Francisco pensó la respuesta, pero por más que intentaba descifrar la adivinanza no encontraba salida al enredo de palabras propuesto por el pequeño ser alado. La imagen agonizante de su mujer recostada en un féretro era la única visión que su mente hilvanaba. Presa del pánico, tomó una contundente roca, que apenas si cabía en la palma de su mano y mató a golpes al pequeño ángel. De inmediato y al unísono, un coro de voces se oyó por todo el lugar, eran los demás ángeles clamando por la caída de uno de los suyos.
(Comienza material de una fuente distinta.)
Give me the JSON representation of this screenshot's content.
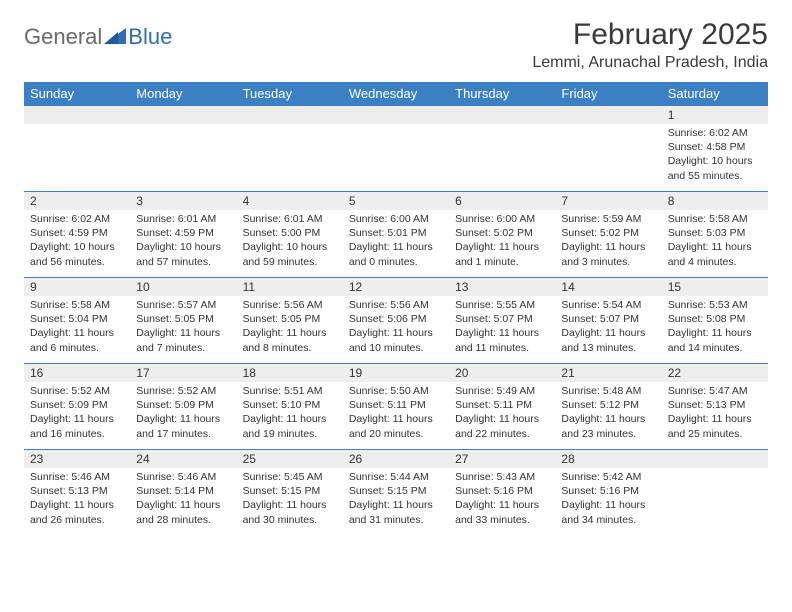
{
  "logo": {
    "text1": "General",
    "text2": "Blue",
    "color_gray": "#6a6a6a",
    "color_blue": "#2e6fb5"
  },
  "title": "February 2025",
  "location": "Lemmi, Arunachal Pradesh, India",
  "header_bg": "#3b7fc4",
  "daynum_bg": "#eeeeee",
  "columns": [
    "Sunday",
    "Monday",
    "Tuesday",
    "Wednesday",
    "Thursday",
    "Friday",
    "Saturday"
  ],
  "weeks": [
    [
      null,
      null,
      null,
      null,
      null,
      null,
      {
        "n": "1",
        "sunrise": "6:02 AM",
        "sunset": "4:58 PM",
        "daylight": "10 hours and 55 minutes."
      }
    ],
    [
      {
        "n": "2",
        "sunrise": "6:02 AM",
        "sunset": "4:59 PM",
        "daylight": "10 hours and 56 minutes."
      },
      {
        "n": "3",
        "sunrise": "6:01 AM",
        "sunset": "4:59 PM",
        "daylight": "10 hours and 57 minutes."
      },
      {
        "n": "4",
        "sunrise": "6:01 AM",
        "sunset": "5:00 PM",
        "daylight": "10 hours and 59 minutes."
      },
      {
        "n": "5",
        "sunrise": "6:00 AM",
        "sunset": "5:01 PM",
        "daylight": "11 hours and 0 minutes."
      },
      {
        "n": "6",
        "sunrise": "6:00 AM",
        "sunset": "5:02 PM",
        "daylight": "11 hours and 1 minute."
      },
      {
        "n": "7",
        "sunrise": "5:59 AM",
        "sunset": "5:02 PM",
        "daylight": "11 hours and 3 minutes."
      },
      {
        "n": "8",
        "sunrise": "5:58 AM",
        "sunset": "5:03 PM",
        "daylight": "11 hours and 4 minutes."
      }
    ],
    [
      {
        "n": "9",
        "sunrise": "5:58 AM",
        "sunset": "5:04 PM",
        "daylight": "11 hours and 6 minutes."
      },
      {
        "n": "10",
        "sunrise": "5:57 AM",
        "sunset": "5:05 PM",
        "daylight": "11 hours and 7 minutes."
      },
      {
        "n": "11",
        "sunrise": "5:56 AM",
        "sunset": "5:05 PM",
        "daylight": "11 hours and 8 minutes."
      },
      {
        "n": "12",
        "sunrise": "5:56 AM",
        "sunset": "5:06 PM",
        "daylight": "11 hours and 10 minutes."
      },
      {
        "n": "13",
        "sunrise": "5:55 AM",
        "sunset": "5:07 PM",
        "daylight": "11 hours and 11 minutes."
      },
      {
        "n": "14",
        "sunrise": "5:54 AM",
        "sunset": "5:07 PM",
        "daylight": "11 hours and 13 minutes."
      },
      {
        "n": "15",
        "sunrise": "5:53 AM",
        "sunset": "5:08 PM",
        "daylight": "11 hours and 14 minutes."
      }
    ],
    [
      {
        "n": "16",
        "sunrise": "5:52 AM",
        "sunset": "5:09 PM",
        "daylight": "11 hours and 16 minutes."
      },
      {
        "n": "17",
        "sunrise": "5:52 AM",
        "sunset": "5:09 PM",
        "daylight": "11 hours and 17 minutes."
      },
      {
        "n": "18",
        "sunrise": "5:51 AM",
        "sunset": "5:10 PM",
        "daylight": "11 hours and 19 minutes."
      },
      {
        "n": "19",
        "sunrise": "5:50 AM",
        "sunset": "5:11 PM",
        "daylight": "11 hours and 20 minutes."
      },
      {
        "n": "20",
        "sunrise": "5:49 AM",
        "sunset": "5:11 PM",
        "daylight": "11 hours and 22 minutes."
      },
      {
        "n": "21",
        "sunrise": "5:48 AM",
        "sunset": "5:12 PM",
        "daylight": "11 hours and 23 minutes."
      },
      {
        "n": "22",
        "sunrise": "5:47 AM",
        "sunset": "5:13 PM",
        "daylight": "11 hours and 25 minutes."
      }
    ],
    [
      {
        "n": "23",
        "sunrise": "5:46 AM",
        "sunset": "5:13 PM",
        "daylight": "11 hours and 26 minutes."
      },
      {
        "n": "24",
        "sunrise": "5:46 AM",
        "sunset": "5:14 PM",
        "daylight": "11 hours and 28 minutes."
      },
      {
        "n": "25",
        "sunrise": "5:45 AM",
        "sunset": "5:15 PM",
        "daylight": "11 hours and 30 minutes."
      },
      {
        "n": "26",
        "sunrise": "5:44 AM",
        "sunset": "5:15 PM",
        "daylight": "11 hours and 31 minutes."
      },
      {
        "n": "27",
        "sunrise": "5:43 AM",
        "sunset": "5:16 PM",
        "daylight": "11 hours and 33 minutes."
      },
      {
        "n": "28",
        "sunrise": "5:42 AM",
        "sunset": "5:16 PM",
        "daylight": "11 hours and 34 minutes."
      },
      null
    ]
  ],
  "labels": {
    "sunrise": "Sunrise:",
    "sunset": "Sunset:",
    "daylight": "Daylight:"
  }
}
Francisco huyó, no sin antes arrancar varias plumas del maltrecho y ensangrentado ser que acababa de matar con sus propias manos.
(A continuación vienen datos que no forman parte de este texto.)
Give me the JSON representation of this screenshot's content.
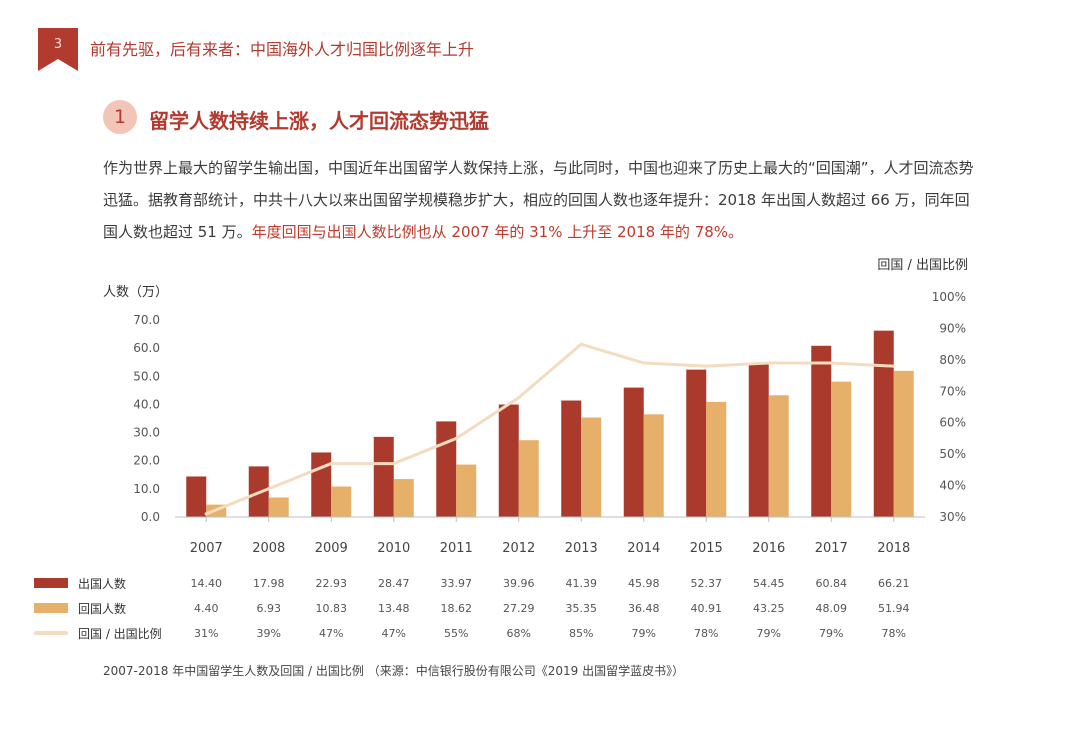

Cuando llegó hasta la habitación donde se encontraba su esposa, depositó una blanca pluma sobre su cuerpo y observó cómo, de pronto, todo síntoma de enfermedad desaparecía dando paso a la vida. Los médicos no daban crédito a lo sucedido, algunos atribuyeron el suceso a un milagro.

Pasados los meses, Francisco regresó al hospital; quería contarle lo sucedido al dependiente de la cafetería y también agradecerle por su ayuda, ya que sin su historia hubiese sido imposible salvar a su mujer. Conversaron durante horas, parecían dos viejos amigos platicando del pasado y sus penas, a viva voz y sin recelo.

Al día siguiente de la visita de Francisco, el dependiente se encontraba muy contento por lo sucedido con aquella mujer. Su oportuna intervención había salvado una vida y una familia. Esa misma tarde, visitó la zona restringida, hacía meses que no iba para ese lugar. Al llegar, descubrió algo espantoso, cientos de pequeños cuerpos se hallaban esparcidos por el suelo, sus alas estaban rotas, su brillo había desaparecido y las ratas devoraban sus restos. Permaneció paralizado, inerte como una piedra, admirando aquel macabro cuadro, hasta que una imagen celestial lo despertó, era un ángel, el único sobreviviente de la masacre, sus ropas estaban teñidas de sangre y en una de sus manos sostenía una pesada piedra. Sosteniendo la mirada en dirección del dependiente, el ángel dijo:

—He aprendido a matar.

En ese momento, el dependiente comprendió su culpa y arrancó a llorar, había traído al hombre y con éste vino su maldad. Dejó atrás al pequeño ángel de la muerte rodeado por ratas, prometiendo nunca más regresar a ese maldito lugar. Y es que, para dar vida, es preciso quitar otra.